More than 500 inmate crew members and staff from the California Department of Corrections have been dispatched to help battle flooding in eight northern and central California counties.
About 520 inmates are filling and loading sandbags, cooking for evacuees at the emergency shelter at Marysville Community College, and providing assistance to other agencies where needed. Crews are being supervised by 31 correctional officers.
On Wednesday, crews helped set up 300 beds at the evacuation center in Orland in Butte County.
Crews sandbagged all night at Hamilton City where flood waters are threatening the town. Residents have been evacuated but the crews remain on standby.
Inmates at the Marysville Community College expect to cook for more than 450 rescue workers and other involved in fighting the floods.
The inmates are normally assigned to the conservation camps, or minimum security prisons, located in rural areas. The camps house almost 4,000 inmates.

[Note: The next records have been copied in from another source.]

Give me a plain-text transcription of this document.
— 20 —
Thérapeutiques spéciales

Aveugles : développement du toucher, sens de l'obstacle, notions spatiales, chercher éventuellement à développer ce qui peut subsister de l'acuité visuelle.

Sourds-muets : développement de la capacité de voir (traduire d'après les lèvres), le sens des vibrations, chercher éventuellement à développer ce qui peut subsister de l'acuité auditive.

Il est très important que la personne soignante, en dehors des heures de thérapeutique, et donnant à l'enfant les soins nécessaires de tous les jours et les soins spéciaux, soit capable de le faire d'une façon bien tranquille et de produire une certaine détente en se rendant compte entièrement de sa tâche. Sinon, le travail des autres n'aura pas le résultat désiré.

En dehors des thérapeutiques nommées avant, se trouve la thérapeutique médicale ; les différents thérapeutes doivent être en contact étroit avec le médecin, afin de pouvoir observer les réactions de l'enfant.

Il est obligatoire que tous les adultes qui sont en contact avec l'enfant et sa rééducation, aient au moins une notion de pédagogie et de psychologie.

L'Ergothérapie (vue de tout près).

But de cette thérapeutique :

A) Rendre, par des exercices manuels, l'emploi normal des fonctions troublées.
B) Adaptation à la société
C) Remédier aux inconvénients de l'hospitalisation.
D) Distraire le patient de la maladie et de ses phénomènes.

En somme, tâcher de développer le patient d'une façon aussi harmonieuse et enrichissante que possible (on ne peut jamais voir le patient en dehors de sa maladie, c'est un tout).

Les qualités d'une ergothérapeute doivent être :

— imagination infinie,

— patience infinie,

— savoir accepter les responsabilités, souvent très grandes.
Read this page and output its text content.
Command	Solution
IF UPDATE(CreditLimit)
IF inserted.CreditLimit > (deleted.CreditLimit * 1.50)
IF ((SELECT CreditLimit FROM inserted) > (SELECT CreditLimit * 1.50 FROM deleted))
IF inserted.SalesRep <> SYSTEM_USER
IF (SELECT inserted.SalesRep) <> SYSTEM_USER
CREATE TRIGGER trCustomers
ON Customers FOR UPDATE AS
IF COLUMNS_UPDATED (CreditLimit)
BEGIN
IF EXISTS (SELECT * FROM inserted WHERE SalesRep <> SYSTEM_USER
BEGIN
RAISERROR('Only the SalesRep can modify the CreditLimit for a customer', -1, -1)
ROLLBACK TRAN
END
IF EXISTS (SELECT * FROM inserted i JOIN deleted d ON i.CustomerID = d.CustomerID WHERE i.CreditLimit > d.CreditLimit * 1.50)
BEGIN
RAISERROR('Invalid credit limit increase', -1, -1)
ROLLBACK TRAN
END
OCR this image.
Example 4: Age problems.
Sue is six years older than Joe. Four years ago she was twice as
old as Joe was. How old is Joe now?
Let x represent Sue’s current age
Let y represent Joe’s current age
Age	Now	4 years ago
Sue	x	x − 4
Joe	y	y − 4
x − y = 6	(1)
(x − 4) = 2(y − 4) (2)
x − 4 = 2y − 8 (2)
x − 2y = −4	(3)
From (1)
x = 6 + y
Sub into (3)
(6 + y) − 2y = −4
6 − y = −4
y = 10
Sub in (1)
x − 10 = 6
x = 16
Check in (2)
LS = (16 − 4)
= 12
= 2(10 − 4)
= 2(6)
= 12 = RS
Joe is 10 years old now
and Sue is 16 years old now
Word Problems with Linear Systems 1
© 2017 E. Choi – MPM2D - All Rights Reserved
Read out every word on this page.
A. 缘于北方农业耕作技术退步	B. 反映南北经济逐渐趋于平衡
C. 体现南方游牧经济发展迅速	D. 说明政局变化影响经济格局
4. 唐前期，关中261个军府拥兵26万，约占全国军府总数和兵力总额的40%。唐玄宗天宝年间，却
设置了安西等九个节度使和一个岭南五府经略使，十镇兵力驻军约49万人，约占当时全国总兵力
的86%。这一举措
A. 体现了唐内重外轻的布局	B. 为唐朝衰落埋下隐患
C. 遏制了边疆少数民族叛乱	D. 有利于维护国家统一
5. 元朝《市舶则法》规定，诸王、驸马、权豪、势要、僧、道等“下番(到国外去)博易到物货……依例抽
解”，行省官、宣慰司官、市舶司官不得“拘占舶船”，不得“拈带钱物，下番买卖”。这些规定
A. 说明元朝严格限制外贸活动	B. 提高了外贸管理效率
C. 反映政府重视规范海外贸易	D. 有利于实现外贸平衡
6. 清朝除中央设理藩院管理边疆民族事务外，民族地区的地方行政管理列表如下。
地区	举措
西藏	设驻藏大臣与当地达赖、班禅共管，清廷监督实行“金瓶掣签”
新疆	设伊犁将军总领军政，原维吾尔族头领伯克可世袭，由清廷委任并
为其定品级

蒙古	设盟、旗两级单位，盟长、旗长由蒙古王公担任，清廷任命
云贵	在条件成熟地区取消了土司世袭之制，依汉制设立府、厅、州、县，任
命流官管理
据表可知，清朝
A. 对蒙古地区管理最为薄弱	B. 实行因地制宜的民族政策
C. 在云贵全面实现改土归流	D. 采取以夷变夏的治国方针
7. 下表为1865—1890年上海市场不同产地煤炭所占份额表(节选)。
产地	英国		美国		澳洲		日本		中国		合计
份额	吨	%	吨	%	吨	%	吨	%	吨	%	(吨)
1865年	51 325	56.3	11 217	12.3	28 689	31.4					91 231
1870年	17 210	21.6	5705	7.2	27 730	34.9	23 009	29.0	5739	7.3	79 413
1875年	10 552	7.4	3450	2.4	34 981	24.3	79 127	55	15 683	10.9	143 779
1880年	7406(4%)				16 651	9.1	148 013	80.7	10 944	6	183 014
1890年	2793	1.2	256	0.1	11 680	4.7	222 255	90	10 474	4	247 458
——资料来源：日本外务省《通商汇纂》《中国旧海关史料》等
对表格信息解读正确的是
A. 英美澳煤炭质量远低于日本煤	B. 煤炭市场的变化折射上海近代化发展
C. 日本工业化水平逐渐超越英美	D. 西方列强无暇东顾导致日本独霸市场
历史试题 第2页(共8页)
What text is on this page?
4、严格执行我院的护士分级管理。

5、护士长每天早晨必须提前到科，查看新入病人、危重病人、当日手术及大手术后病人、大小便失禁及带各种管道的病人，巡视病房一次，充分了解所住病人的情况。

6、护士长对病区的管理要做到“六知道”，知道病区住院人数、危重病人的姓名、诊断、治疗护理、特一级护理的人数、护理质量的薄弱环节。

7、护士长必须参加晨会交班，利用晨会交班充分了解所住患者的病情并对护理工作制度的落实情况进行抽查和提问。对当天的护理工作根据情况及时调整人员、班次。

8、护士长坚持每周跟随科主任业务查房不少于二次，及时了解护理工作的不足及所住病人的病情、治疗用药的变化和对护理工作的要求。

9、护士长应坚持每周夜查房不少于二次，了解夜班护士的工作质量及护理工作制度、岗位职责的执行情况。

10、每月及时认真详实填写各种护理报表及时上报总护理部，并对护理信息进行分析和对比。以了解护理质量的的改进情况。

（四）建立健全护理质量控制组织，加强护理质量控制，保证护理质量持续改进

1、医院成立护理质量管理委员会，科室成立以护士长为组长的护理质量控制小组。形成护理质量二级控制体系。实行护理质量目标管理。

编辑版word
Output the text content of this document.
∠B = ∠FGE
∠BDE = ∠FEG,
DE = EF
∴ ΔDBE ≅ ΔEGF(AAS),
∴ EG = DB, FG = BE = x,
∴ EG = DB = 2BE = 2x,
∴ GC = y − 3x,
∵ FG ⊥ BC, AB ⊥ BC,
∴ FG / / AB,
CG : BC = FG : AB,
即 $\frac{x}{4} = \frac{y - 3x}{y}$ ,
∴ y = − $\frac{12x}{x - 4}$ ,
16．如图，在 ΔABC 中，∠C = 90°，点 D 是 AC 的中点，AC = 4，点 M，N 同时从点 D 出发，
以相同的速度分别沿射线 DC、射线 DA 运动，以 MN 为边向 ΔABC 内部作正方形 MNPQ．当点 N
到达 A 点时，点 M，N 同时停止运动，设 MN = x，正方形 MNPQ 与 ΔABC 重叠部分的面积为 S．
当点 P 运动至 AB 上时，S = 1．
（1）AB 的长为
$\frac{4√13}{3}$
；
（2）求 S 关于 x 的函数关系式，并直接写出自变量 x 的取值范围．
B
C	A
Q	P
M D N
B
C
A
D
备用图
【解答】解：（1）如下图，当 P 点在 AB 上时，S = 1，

Inmates serve their sentences at conservation camps after passing a highly selective screening process and rigorous training. A typical inmate was convicted of a nonviolent offense, has an average sentence of two years and will spend about eight months in camp before parole.
When not fighting floods, inmates are dispatched to other emergencies and non-emergencies including fires, earthquakes, wildlife habitat preservation and graffiti removal.
It is estimated that by using inmates state and local governments save millions of dollars that otherwise would be paid to accomplish the work inmates perform.